China's crude oil imports from Iran have declined sharply in early 2026, averaging 1.03-1.14 million barrels per day—a drop of up to 220,000 barrels per day from January levels—as political instability, US sanctions, and threats of military action in Iran prompt caution among refiners. According to people familiar with the matter, independent "teapot" facilities, which process about 20% of China's crude imports, have been at the forefront of this shift, turning to Russian crude that rose to 2.07 million barrels per day this month to offset gaps from disrupted Venezuelan supplies. Iran's steep discounts of $10-11 per barrel have not stemmed the exodus, with stability trumping price amid nuclear talks and risks of Strait of Hormuz closures.

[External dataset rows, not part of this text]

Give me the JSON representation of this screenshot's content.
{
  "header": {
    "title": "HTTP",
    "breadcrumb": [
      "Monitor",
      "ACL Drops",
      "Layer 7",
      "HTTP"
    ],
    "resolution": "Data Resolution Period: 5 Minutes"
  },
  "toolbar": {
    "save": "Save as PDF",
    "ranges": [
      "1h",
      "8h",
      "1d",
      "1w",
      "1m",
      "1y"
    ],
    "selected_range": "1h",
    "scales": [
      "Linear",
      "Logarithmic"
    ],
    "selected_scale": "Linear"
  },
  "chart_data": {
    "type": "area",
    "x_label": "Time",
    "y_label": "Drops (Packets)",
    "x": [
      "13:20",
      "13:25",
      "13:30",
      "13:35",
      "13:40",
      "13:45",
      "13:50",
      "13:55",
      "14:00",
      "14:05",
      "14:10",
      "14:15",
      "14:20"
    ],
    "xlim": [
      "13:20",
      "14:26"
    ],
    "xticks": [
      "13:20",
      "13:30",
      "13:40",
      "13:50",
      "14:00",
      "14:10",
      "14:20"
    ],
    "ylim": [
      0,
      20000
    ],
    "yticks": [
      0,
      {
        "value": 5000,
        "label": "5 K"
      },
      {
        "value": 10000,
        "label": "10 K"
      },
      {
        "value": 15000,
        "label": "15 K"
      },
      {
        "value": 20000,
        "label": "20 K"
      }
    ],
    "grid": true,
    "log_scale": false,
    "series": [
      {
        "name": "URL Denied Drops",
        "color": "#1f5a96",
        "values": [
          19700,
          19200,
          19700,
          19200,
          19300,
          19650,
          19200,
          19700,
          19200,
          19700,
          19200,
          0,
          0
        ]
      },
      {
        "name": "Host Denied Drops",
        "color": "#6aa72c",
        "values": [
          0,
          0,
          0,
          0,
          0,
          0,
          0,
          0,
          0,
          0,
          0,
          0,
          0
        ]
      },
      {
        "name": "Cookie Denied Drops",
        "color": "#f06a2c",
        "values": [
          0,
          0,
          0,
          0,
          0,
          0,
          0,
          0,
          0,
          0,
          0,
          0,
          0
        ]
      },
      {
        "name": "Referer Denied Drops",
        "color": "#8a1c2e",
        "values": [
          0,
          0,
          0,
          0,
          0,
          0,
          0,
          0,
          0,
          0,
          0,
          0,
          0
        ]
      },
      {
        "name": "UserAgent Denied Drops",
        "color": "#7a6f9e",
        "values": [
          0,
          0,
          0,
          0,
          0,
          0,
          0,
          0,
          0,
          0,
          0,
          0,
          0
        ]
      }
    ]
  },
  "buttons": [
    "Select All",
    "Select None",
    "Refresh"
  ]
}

Efforts to secure alternative flows have been bolstered by China's strategic reserves, which hold approximately 200 days of import cover from discounted Iranian and Russian crude, providing a critical buffer for teapot refiners lacking state-owned storage. "Without these stockpiles, smaller refiners would face immediate feedstock shortages," one industry analyst noted, speaking on condition of anonymity. Market data shows Brent crude trading around $58 per barrel recently, with a $4 per barrel war premium added post-protests in Iran, reflecting ongoing geopolitical tensions.
In the background, US tariffs of 25% imposed on Iran's trading partners in 2026 have pressured China's exports exceeding $400 billion to the US, prompting supply chain adjustments. Tehran's threats to close the Strait of Hormuz, a chokepoint for 20% of global oil transit, add to the uncertainty, compounded by US sanctions that targeted 84% of Iranian tankers last year. Despite this, China's resilience is evident: Russian exports have remained resilient via China despite sanctions-induced discounts, with imports rising to fill voids left by Venezuela's political turmoil after Maduro's detention on January 3.

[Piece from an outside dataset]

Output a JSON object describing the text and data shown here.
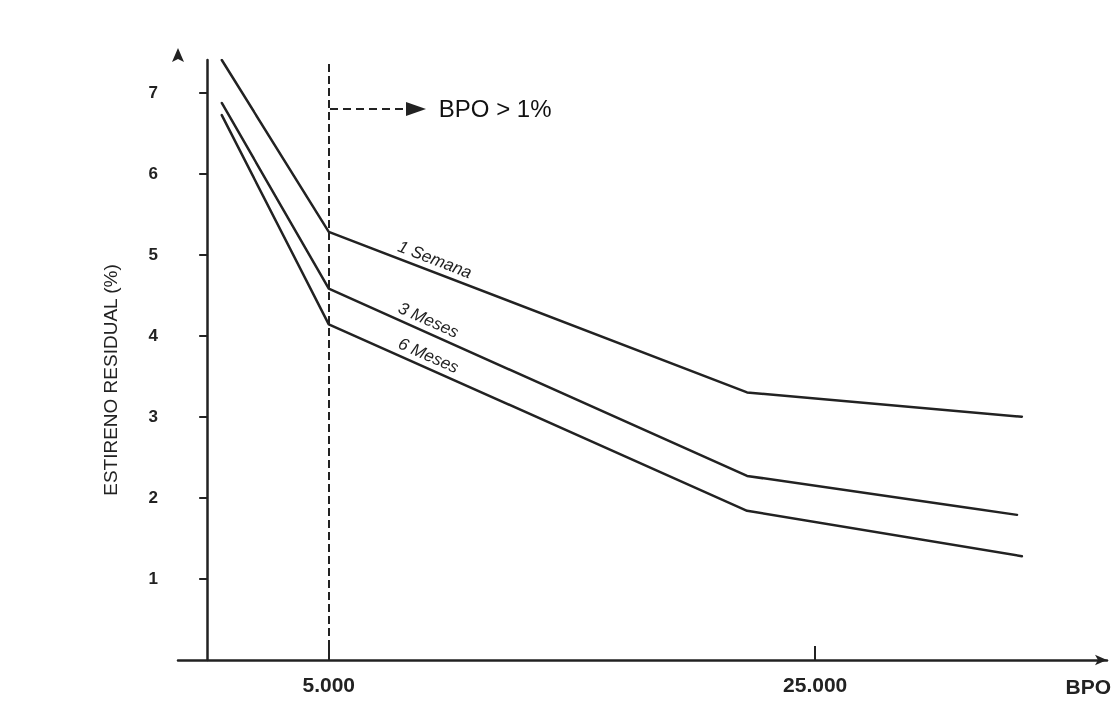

Looking ahead, short-term impacts appear manageable for China, with reserves covering roughly five months of demand and Russian flows offsetting declines. However, long-term risks persist; experts cite low odds of extreme scenarios but warn that persistent disruption could strain Iran-China ties and trigger supply deficits despite OPEC+ production hikes. BloombergNEF forecasts a potential peak of $91 per barrel if Iranian exports vanish late in 2026, though current projections peg Brent at $55-60 per barrel absent major escalation. Attempts to reach Chinese energy officials for comment were unsuccessful, but market watchers emphasize that the pivot to Russia mirrors patterns seen after Russia's 2022 invasion, albeit at a smaller scale given Iran's lower output of 3.3 million barrels per day.
Correction: An earlier version misstated the timeline for US tariffs; they were imposed in 2026, not 2025.